You’re Living All Over Me


The first twenty-five seconds of Dinosaur Jr.’s second album are furious. A drum fill announces the alien, soaring guita,r and three wails (courtesy of Sonic Youth’s Lee Ranaldo), before this cerebral beauty concedes to an excellent indie rock song. Evident from this moment and later experiment Poledo, Dino Jr. could’ve made an incredible and unique noise rock album. Those seconds are airier and less punk-ish than anything Sonic Youth had released, but far more violent in its emotion than the songs the highly influential My Bloody Valentine would put out on its genre defining album the following year. But that wasn’t their intention. As much fun as Lou Barlow had here and in his side project Sebadoh with lo-fi noise experiments, J Mascis, his slacker drawl, and his fuzz soaked guitar are the defining elements of You’re Living All Over Me

Guitar solos are uncommon in indie rock, but not unheard of. Still, they’re usually one of two varieties: measured, restrained, and emotional, or full on noise freak-out, and even then, they’re usually used sparingly. J Mascis shreds. On “Sludgefeast”, the apparent finale to an already mostly instrumental song only allows a second of silence before an appended coda takes its place, featuring an insane solo that fades as quickly as it announced itself. “Raisans” has one of the albums catchiest melodies. It’s an earworm of a chorus, even with a verse that is comparably nebulous. The ability to shift between loud and soft (as Pixies would do on next years Surfer Rosa) was present, but more stunning was the shifts between stylistic opposites. From heavy metal to near pop, songs were often conjoined only by attitude and guitar tone. “Raisans” follows its chorus by becoming briefly sedated and acidic before an explosive cascade of wah-drenched guitar announces the finest solo on the album.
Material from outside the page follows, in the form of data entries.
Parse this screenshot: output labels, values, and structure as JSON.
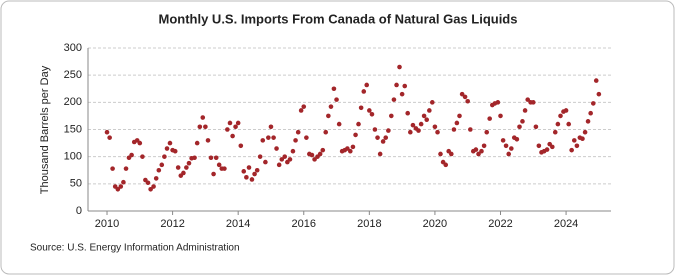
{
  "chart_data": {
    "type": "scatter",
    "title": "Monthly U.S. Imports From Canada of Natural Gas Liquids",
    "y_label": "Thousand Barrels per Day",
    "source": "Source: U.S. Energy Information Administration",
    "color": "#a3262a",
    "grid": true,
    "xlim": [
      2009.42,
      2025.37
    ],
    "xticks": [
      2010,
      2012,
      2014,
      2016,
      2018,
      2020,
      2022,
      2024
    ],
    "ylim": [
      0,
      300
    ],
    "yticks": [
      0,
      50,
      100,
      150,
      200,
      250,
      300
    ],
    "x": [
      2010.0,
      2010.08,
      2010.17,
      2010.25,
      2010.33,
      2010.42,
      2010.5,
      2010.58,
      2010.67,
      2010.75,
      2010.83,
      2010.92,
      2011.0,
      2011.08,
      2011.17,
      2011.25,
      2011.33,
      2011.42,
      2011.5,
      2011.58,
      2011.67,
      2011.75,
      2011.83,
      2011.92,
      2012.0,
      2012.08,
      2012.17,
      2012.25,
      2012.33,
      2012.42,
      2012.5,
      2012.58,
      2012.67,
      2012.75,
      2012.83,
      2012.92,
      2013.0,
      2013.08,
      2013.17,
      2013.25,
      2013.33,
      2013.42,
      2013.5,
      2013.58,
      2013.67,
      2013.75,
      2013.83,
      2013.92,
      2014.0,
      2014.08,
      2014.17,
      2014.25,
      2014.33,
      2014.42,
      2014.5,
      2014.58,
      2014.67,
      2014.75,
      2014.83,
      2014.92,
      2015.0,
      2015.08,
      2015.17,
      2015.25,
      2015.33,
      2015.42,
      2015.5,
      2015.58,
      2015.67,
      2015.75,
      2015.83,
      2015.92,
      2016.0,
      2016.08,
      2016.17,
      2016.25,
      2016.33,
      2016.42,
      2016.5,
      2016.58,
      2016.67,
      2016.75,
      2016.83,
      2016.92,
      2017.0,
      2017.08,
      2017.17,
      2017.25,
      2017.33,
      2017.42,
      2017.5,
      2017.58,
      2017.67,
      2017.75,
      2017.83,
      2017.92,
      2018.0,
      2018.08,
      2018.17,
      2018.25,
      2018.33,
      2018.42,
      2018.5,
      2018.58,
      2018.67,
      2018.75,
      2018.83,
      2018.92,
      2019.0,
      2019.08,
      2019.17,
      2019.25,
      2019.33,
      2019.42,
      2019.5,
      2019.58,
      2019.67,
      2019.75,
      2019.83,
      2019.92,
      2020.0,
      2020.08,
      2020.17,
      2020.25,
      2020.33,
      2020.42,
      2020.5,
      2020.58,
      2020.67,
      2020.75,
      2020.83,
      2020.92,
      2021.0,
      2021.08,
      2021.17,
      2021.25,
      2021.33,
      2021.42,
      2021.5,
      2021.58,
      2021.67,
      2021.75,
      2021.83,
      2021.92,
      2022.0,
      2022.08,
      2022.17,
      2022.25,
      2022.33,
      2022.42,
      2022.5,
      2022.58,
      2022.67,
      2022.75,
      2022.83,
      2022.92,
      2023.0,
      2023.08,
      2023.17,
      2023.25,
      2023.33,
      2023.42,
      2023.5,
      2023.58,
      2023.67,
      2023.75,
      2023.83,
      2023.92,
      2024.0,
      2024.08,
      2024.17,
      2024.25,
      2024.33,
      2024.42,
      2024.5,
      2024.58,
      2024.67,
      2024.75,
      2024.83,
      2024.92,
      2025.0
    ],
    "values": [
      145,
      135,
      78,
      45,
      40,
      45,
      53,
      78,
      98,
      103,
      127,
      130,
      125,
      100,
      57,
      52,
      40,
      45,
      60,
      75,
      85,
      100,
      115,
      125,
      112,
      110,
      80,
      65,
      70,
      80,
      88,
      97,
      98,
      125,
      155,
      172,
      155,
      130,
      98,
      68,
      98,
      85,
      78,
      78,
      150,
      162,
      138,
      155,
      162,
      120,
      73,
      62,
      80,
      58,
      68,
      75,
      100,
      130,
      90,
      135,
      155,
      135,
      115,
      85,
      95,
      100,
      90,
      95,
      110,
      130,
      145,
      185,
      192,
      135,
      105,
      103,
      95,
      100,
      105,
      112,
      145,
      175,
      192,
      225,
      205,
      160,
      110,
      112,
      115,
      110,
      118,
      140,
      160,
      190,
      220,
      232,
      185,
      178,
      150,
      135,
      105,
      128,
      135,
      148,
      175,
      205,
      232,
      265,
      215,
      230,
      180,
      145,
      158,
      152,
      148,
      160,
      175,
      168,
      185,
      200,
      155,
      145,
      105,
      90,
      85,
      110,
      105,
      150,
      162,
      175,
      215,
      210,
      202,
      150,
      110,
      113,
      105,
      110,
      120,
      145,
      170,
      195,
      198,
      200,
      175,
      130,
      120,
      105,
      115,
      135,
      132,
      155,
      165,
      185,
      205,
      200,
      200,
      155,
      120,
      108,
      110,
      113,
      123,
      118,
      145,
      160,
      175,
      183,
      185,
      160,
      112,
      130,
      120,
      135,
      133,
      145,
      165,
      180,
      198,
      240,
      215
    ]
  }
}
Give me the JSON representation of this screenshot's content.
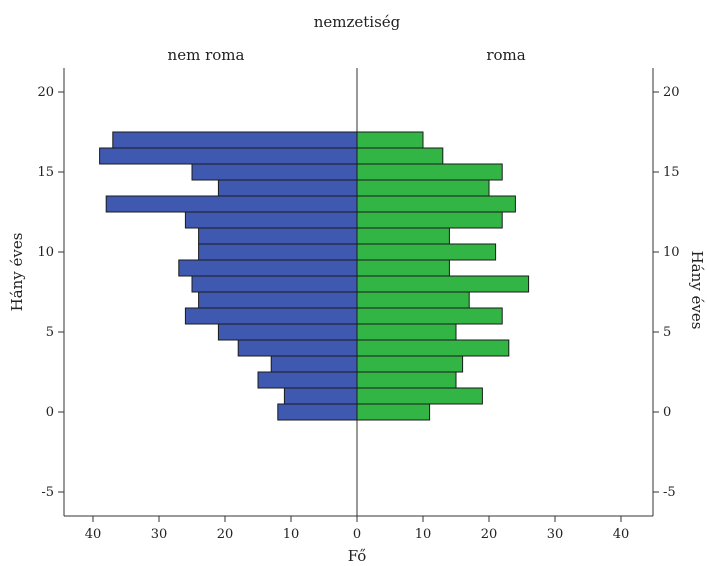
{
  "chart_data": {
    "type": "bar",
    "orientation": "horizontal",
    "layout": "population-pyramid",
    "title": "nemzetiség",
    "xlabel": "Fő",
    "ylabel": "Hány éves",
    "ylim": [
      -6.5,
      21.5
    ],
    "xlim": [
      0,
      45
    ],
    "x_ticks": [
      40,
      30,
      20,
      10,
      0
    ],
    "y_ticks": [
      20,
      15,
      10,
      5,
      0,
      -5
    ],
    "y": [
      17,
      16,
      15,
      14,
      13,
      12,
      11,
      10,
      9,
      8,
      7,
      6,
      5,
      4,
      3,
      2,
      1,
      0
    ],
    "series": [
      {
        "name": "nem roma",
        "color": "#4059b0",
        "values": [
          37,
          39,
          25,
          21,
          38,
          26,
          24,
          24,
          27,
          25,
          24,
          26,
          21,
          18,
          13,
          15,
          11,
          12
        ]
      },
      {
        "name": "roma",
        "color": "#33b545",
        "values": [
          10,
          13,
          22,
          20,
          24,
          22,
          14,
          21,
          14,
          26,
          17,
          22,
          15,
          23,
          16,
          15,
          19,
          11
        ]
      }
    ]
  }
}
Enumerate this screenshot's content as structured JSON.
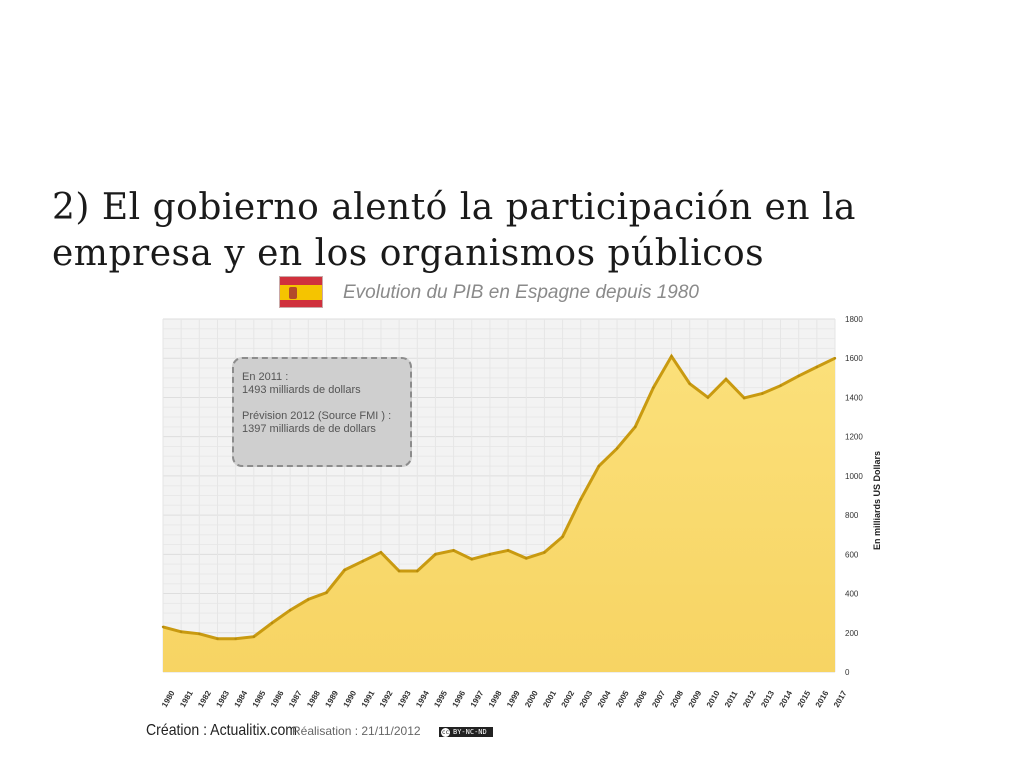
{
  "slide": {
    "title": "2) El gobierno alentó la participación en la empresa y en los organismos públicos"
  },
  "chart_data": {
    "type": "area",
    "title": "Evolution du PIB en Espagne depuis 1980",
    "xlabel": "",
    "ylabel": "En milliards US Dollars",
    "ylim": [
      0,
      1800
    ],
    "yticks": [
      0,
      200,
      400,
      600,
      800,
      1000,
      1200,
      1400,
      1600,
      1800
    ],
    "grid": true,
    "y_axis_side": "right",
    "fill_color": "#f9da6f",
    "line_color": "#d4a20f",
    "x": [
      "1980",
      "1981",
      "1982",
      "1983",
      "1984",
      "1985",
      "1986",
      "1987",
      "1988",
      "1989",
      "1990",
      "1991",
      "1992",
      "1993",
      "1994",
      "1995",
      "1996",
      "1997",
      "1998",
      "1999",
      "2000",
      "2001",
      "2002",
      "2003",
      "2004",
      "2005",
      "2006",
      "2007",
      "2008",
      "2009",
      "2010",
      "2011",
      "2012",
      "2013",
      "2014",
      "2015",
      "2016",
      "2017"
    ],
    "values": [
      230,
      205,
      195,
      170,
      170,
      180,
      250,
      315,
      370,
      405,
      520,
      565,
      610,
      515,
      515,
      600,
      620,
      575,
      600,
      620,
      580,
      610,
      690,
      880,
      1050,
      1140,
      1250,
      1450,
      1610,
      1470,
      1400,
      1493,
      1397,
      1420,
      1460,
      1510,
      1555,
      1600
    ],
    "annotation": {
      "line1": "En 2011 :",
      "line2": "1493 milliards  de dollars",
      "line3": "Prévision 2012 (Source FMI ) :",
      "line4": "1397 milliards  de de dollars"
    }
  },
  "footer": {
    "credit": "Création : Actualitix.com",
    "date": "Réalisation : 21/11/2012",
    "license": "BY-NC-ND",
    "license_icon": "cc"
  },
  "colors": {
    "flag_red": "#d0313d",
    "flag_yellow": "#f5c400"
  }
}
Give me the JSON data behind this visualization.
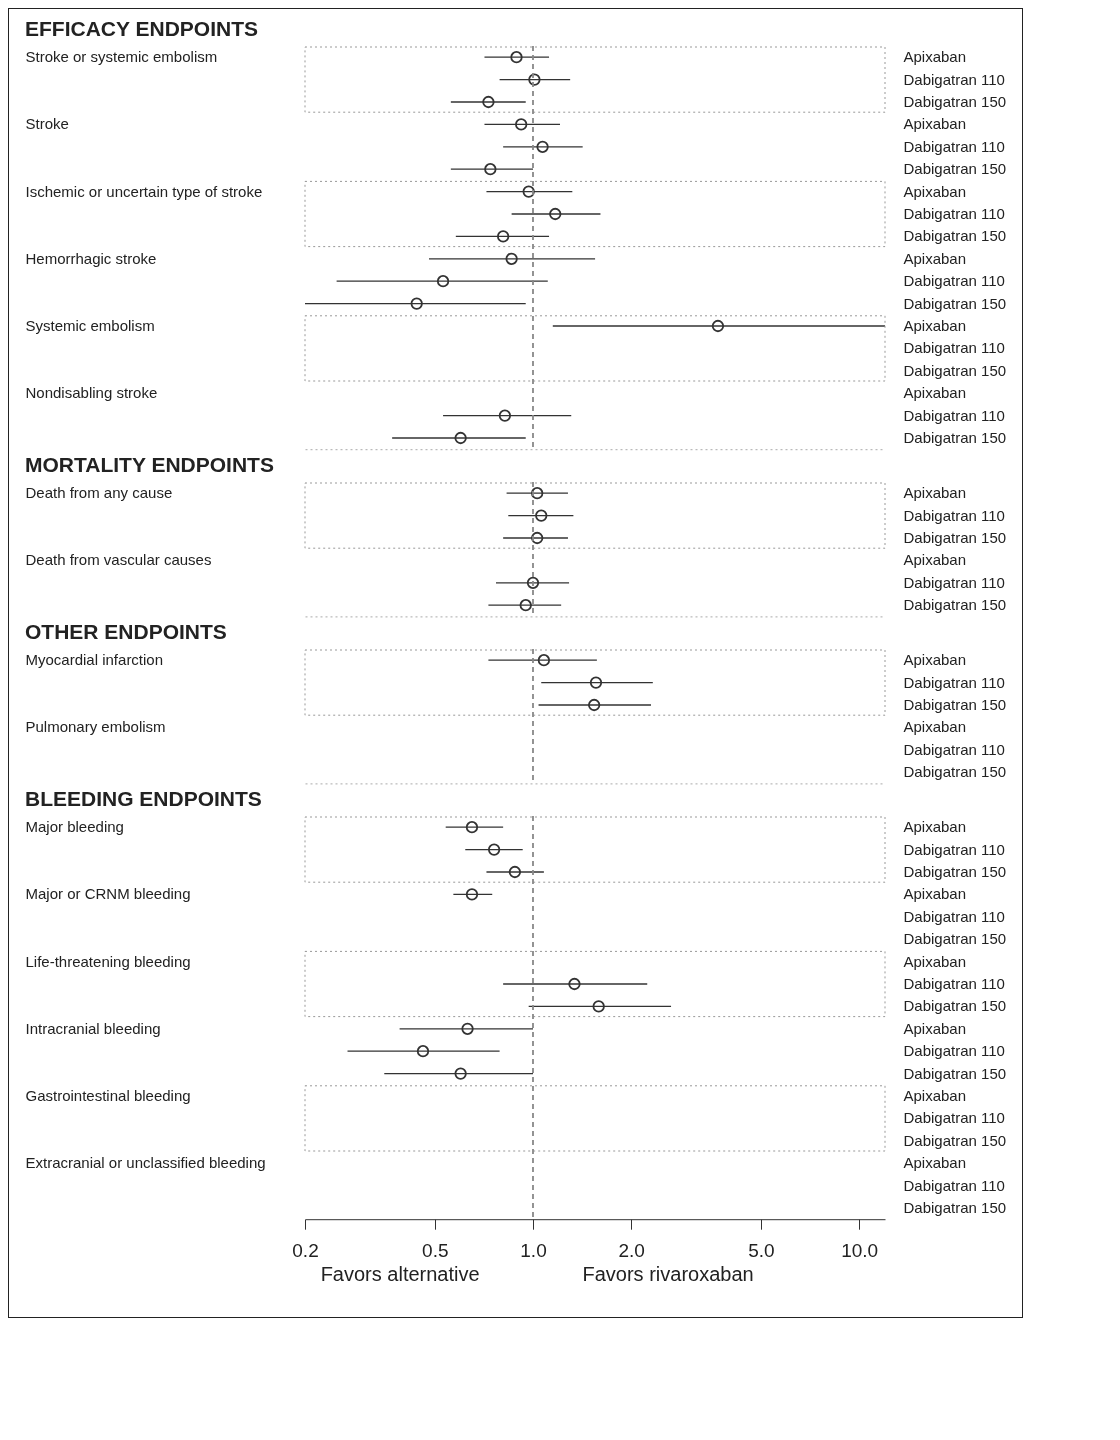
{
  "chart_data": [
    {
      "type": "scatter",
      "orientation": "horizontal",
      "title": "EFFICACY ENDPOINTS",
      "categories": [
        "Apixaban",
        "Dabigatran 110",
        "Dabigatran 150",
        "Apixaban",
        "Dabigatran 110",
        "Dabigatran 150",
        "Apixaban",
        "Dabigatran 110",
        "Dabigatran 150",
        "Apixaban",
        "Dabigatran 110",
        "Dabigatran 150",
        "Apixaban",
        "Dabigatran 110",
        "Dabigatran 150",
        "Apixaban",
        "Dabigatran 110",
        "Dabigatran 150"
      ],
      "series": [
        {
          "color": "#333333",
          "values": [
            0.89,
            1.01,
            0.73,
            0.92,
            1.07,
            0.74,
            0.97,
            1.17,
            0.81,
            0.86,
            0.53,
            0.44,
            3.69,
            null,
            null,
            null,
            0.82,
            0.6
          ],
          "errors": [
            [
              0.71,
              1.12
            ],
            [
              0.79,
              1.3
            ],
            [
              0.56,
              0.95
            ],
            [
              0.71,
              1.21
            ],
            [
              0.81,
              1.42
            ],
            [
              0.56,
              1.0
            ],
            [
              0.72,
              1.32
            ],
            [
              0.86,
              1.61
            ],
            [
              0.58,
              1.12
            ],
            [
              0.48,
              1.55
            ],
            [
              0.25,
              1.11
            ],
            [
              0.2,
              0.95
            ],
            [
              1.15,
              12
            ],
            null,
            null,
            null,
            [
              0.53,
              1.31
            ],
            [
              0.37,
              0.95
            ]
          ]
        }
      ],
      "annotations": [
        "Stroke or systemic embolism",
        "Stroke",
        "Ischemic or uncertain type of stroke",
        "Hemorrhagic stroke",
        "Systemic embolism",
        "Nondisabling stroke"
      ],
      "xlim": [
        0.2,
        12
      ],
      "log": "x",
      "marker": "circle",
      "tick_labels": "y",
      "ref_lines": [
        {
          "axis": "x",
          "value": 1,
          "line_style": "dashed",
          "color": "#888888"
        }
      ]
    },
    {
      "type": "scatter",
      "orientation": "horizontal",
      "title": "MORTALITY ENDPOINTS",
      "categories": [
        "Apixaban",
        "Dabigatran 110",
        "Dabigatran 150",
        "Apixaban",
        "Dabigatran 110",
        "Dabigatran 150"
      ],
      "series": [
        {
          "color": "#333333",
          "values": [
            1.03,
            1.06,
            1.03,
            null,
            1.0,
            0.95
          ],
          "errors": [
            [
              0.83,
              1.28
            ],
            [
              0.84,
              1.33
            ],
            [
              0.81,
              1.28
            ],
            null,
            [
              0.77,
              1.29
            ],
            [
              0.73,
              1.22
            ]
          ]
        }
      ],
      "annotations": [
        "Death from any cause",
        "Death from vascular causes"
      ],
      "xlim": [
        0.2,
        12
      ],
      "log": "x",
      "marker": "circle",
      "tick_labels": "y",
      "ref_lines": [
        {
          "axis": "x",
          "value": 1,
          "line_style": "dashed",
          "color": "#888888"
        }
      ]
    },
    {
      "type": "scatter",
      "orientation": "horizontal",
      "title": "OTHER ENDPOINTS",
      "categories": [
        "Apixaban",
        "Dabigatran 110",
        "Dabigatran 150",
        "Apixaban",
        "Dabigatran 110",
        "Dabigatran 150"
      ],
      "series": [
        {
          "color": "#333333",
          "values": [
            1.08,
            1.56,
            1.54,
            null,
            null,
            null
          ],
          "errors": [
            [
              0.73,
              1.57
            ],
            [
              1.06,
              2.33
            ],
            [
              1.04,
              2.3
            ],
            null,
            null,
            null
          ]
        }
      ],
      "annotations": [
        "Myocardial infarction",
        "Pulmonary embolism"
      ],
      "xlim": [
        0.2,
        12
      ],
      "log": "x",
      "marker": "circle",
      "tick_labels": "y",
      "ref_lines": [
        {
          "axis": "x",
          "value": 1,
          "line_style": "dashed",
          "color": "#888888"
        }
      ]
    },
    {
      "type": "scatter",
      "orientation": "horizontal",
      "title": "BLEEDING ENDPOINTS",
      "categories": [
        "Apixaban",
        "Dabigatran 110",
        "Dabigatran 150",
        "Apixaban",
        "Dabigatran 110",
        "Dabigatran 150",
        "Apixaban",
        "Dabigatran 110",
        "Dabigatran 150",
        "Apixaban",
        "Dabigatran 110",
        "Dabigatran 150",
        "Apixaban",
        "Dabigatran 110",
        "Dabigatran 150",
        "Apixaban",
        "Dabigatran 110",
        "Dabigatran 150"
      ],
      "series": [
        {
          "color": "#333333",
          "values": [
            0.65,
            0.76,
            0.88,
            0.65,
            null,
            null,
            null,
            1.34,
            1.59,
            0.63,
            0.46,
            0.6,
            null,
            null,
            null,
            null,
            null,
            null
          ],
          "errors": [
            [
              0.54,
              0.81
            ],
            [
              0.62,
              0.93
            ],
            [
              0.72,
              1.08
            ],
            [
              0.57,
              0.75
            ],
            null,
            null,
            null,
            [
              0.81,
              2.24
            ],
            [
              0.97,
              2.65
            ],
            [
              0.39,
              1.0
            ],
            [
              0.27,
              0.79
            ],
            [
              0.35,
              1.0
            ],
            null,
            null,
            null,
            null,
            null,
            null
          ]
        }
      ],
      "annotations": [
        "Major bleeding",
        "Major or CRNM bleeding",
        "Life-threatening bleeding",
        "Intracranial bleeding",
        "Gastrointestinal bleeding",
        "Extracranial or unclassified bleeding"
      ],
      "xlim": [
        0.2,
        12
      ],
      "xticks": [
        0.2,
        0.5,
        {
          "value": 1,
          "label": "1.0"
        },
        {
          "value": 2,
          "label": "2.0"
        },
        {
          "value": 5,
          "label": "5.0"
        },
        {
          "value": 10,
          "label": "10.0"
        }
      ],
      "log": "x",
      "marker": "circle",
      "ref_lines": [
        {
          "axis": "x",
          "value": 1,
          "line_style": "dashed",
          "color": "#888888"
        }
      ]
    },
    {
      "type": "other",
      "annotations": [
        "Favors alternative",
        "Favors rivaroxaban"
      ]
    }
  ]
}
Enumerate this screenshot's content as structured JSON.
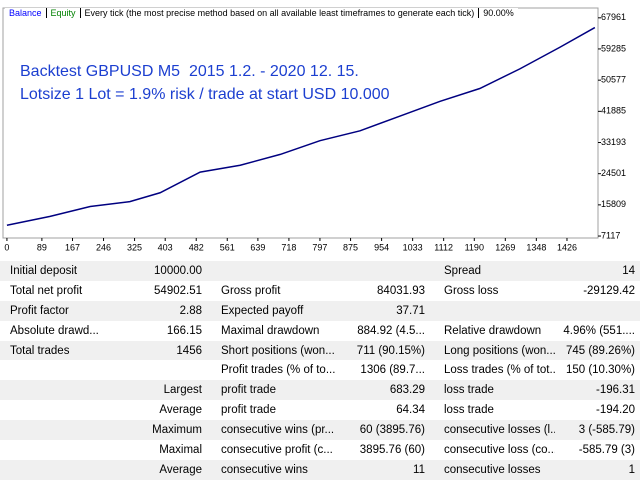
{
  "chart_data": {
    "type": "line",
    "header_items": [
      "Equity",
      "Every tick (the most precise method based on all available least timeframes to generate each tick)",
      "90.00%"
    ],
    "annotations": [
      "Backtest GBPUSD M5  2015 1.2. - 2020 12. 15.",
      "Lotsize 1 Lot = 1.9% risk / trade at start USD 10.000"
    ],
    "x": [
      0,
      110,
      212,
      313,
      390,
      492,
      594,
      696,
      797,
      899,
      1001,
      1103,
      1204,
      1306,
      1408,
      1497
    ],
    "series": [
      {
        "name": "Balance",
        "color": "#000080",
        "values": [
          10130,
          12600,
          15340,
          16710,
          19180,
          24940,
          26860,
          29880,
          33710,
          36460,
          40570,
          44680,
          48250,
          53730,
          59760,
          65240
        ]
      }
    ],
    "xlim": [
      -10,
      1505
    ],
    "xticks": [
      0,
      89,
      167,
      246,
      325,
      403,
      482,
      561,
      639,
      718,
      797,
      875,
      954,
      1033,
      1112,
      1190,
      1269,
      1348,
      1426
    ],
    "ylim": [
      6570,
      70700
    ],
    "yticks": [
      7117,
      15809,
      24501,
      33193,
      41885,
      50577,
      59285,
      67961
    ]
  },
  "table": {
    "rows": [
      [
        "Initial deposit",
        "10000.00",
        null,
        null,
        "Spread",
        "14"
      ],
      [
        "Total net profit",
        "54902.51",
        "Gross profit",
        "84031.93",
        "Gross loss",
        "-29129.42"
      ],
      [
        "Profit factor",
        "2.88",
        "Expected payoff",
        "37.71",
        null,
        null
      ],
      [
        "Absolute drawd...",
        "166.15",
        "Maximal drawdown",
        "884.92 (4.5...",
        "Relative drawdown",
        "4.96% (551...."
      ],
      [
        "Total trades",
        "1456",
        "Short positions (won...",
        "711 (90.15%)",
        "Long positions (won...",
        "745 (89.26%)"
      ],
      [
        null,
        null,
        "Profit trades (% of to...",
        "1306 (89.7...",
        "Loss trades (% of tot...",
        "150 (10.30%)"
      ],
      [
        null,
        "Largest",
        "profit trade",
        "683.29",
        "loss trade",
        "-196.31"
      ],
      [
        null,
        "Average",
        "profit trade",
        "64.34",
        "loss trade",
        "-194.20"
      ],
      [
        null,
        "Maximum",
        "consecutive wins (pr...",
        "60 (3895.76)",
        "consecutive losses (l...",
        "3 (-585.79)"
      ],
      [
        null,
        "Maximal",
        "consecutive profit (c...",
        "3895.76 (60)",
        "consecutive loss (co...",
        "-585.79 (3)"
      ],
      [
        null,
        "Average",
        "consecutive wins",
        "11",
        "consecutive losses",
        "1"
      ]
    ]
  }
}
When searching for the influences of Dino Jr., many seem disparate and eclectic, but a similar fusion of Neil Young and hardcore punk can be found in the Meat Puppets. They have the ability to shift between tempos and styles, are alternatively psychedelic and aggressive, all years before Dino Jr. had even recorded their first album. But, as much inspiration can be found in their sound, the spirit of Dinosaur Jr. is unmistakable. It is juvenile and aggressive, but totally open and vulnerable. They so embodied the slacker ethos that they didn’t need to prove it in their music. The cover of The Cure’s “Just Like Heaven” cuts off just before the chorus (which they reinterpreted as a desperate, lethargic, metal plea), because they ran out of tape. A knack for pop hooks, love of diverse styles of music, and indescribable guitar chops and tone are the pieces that make You’re Living All Over Me click, but the complete earnestness with which they’re synthesized is what makes it special.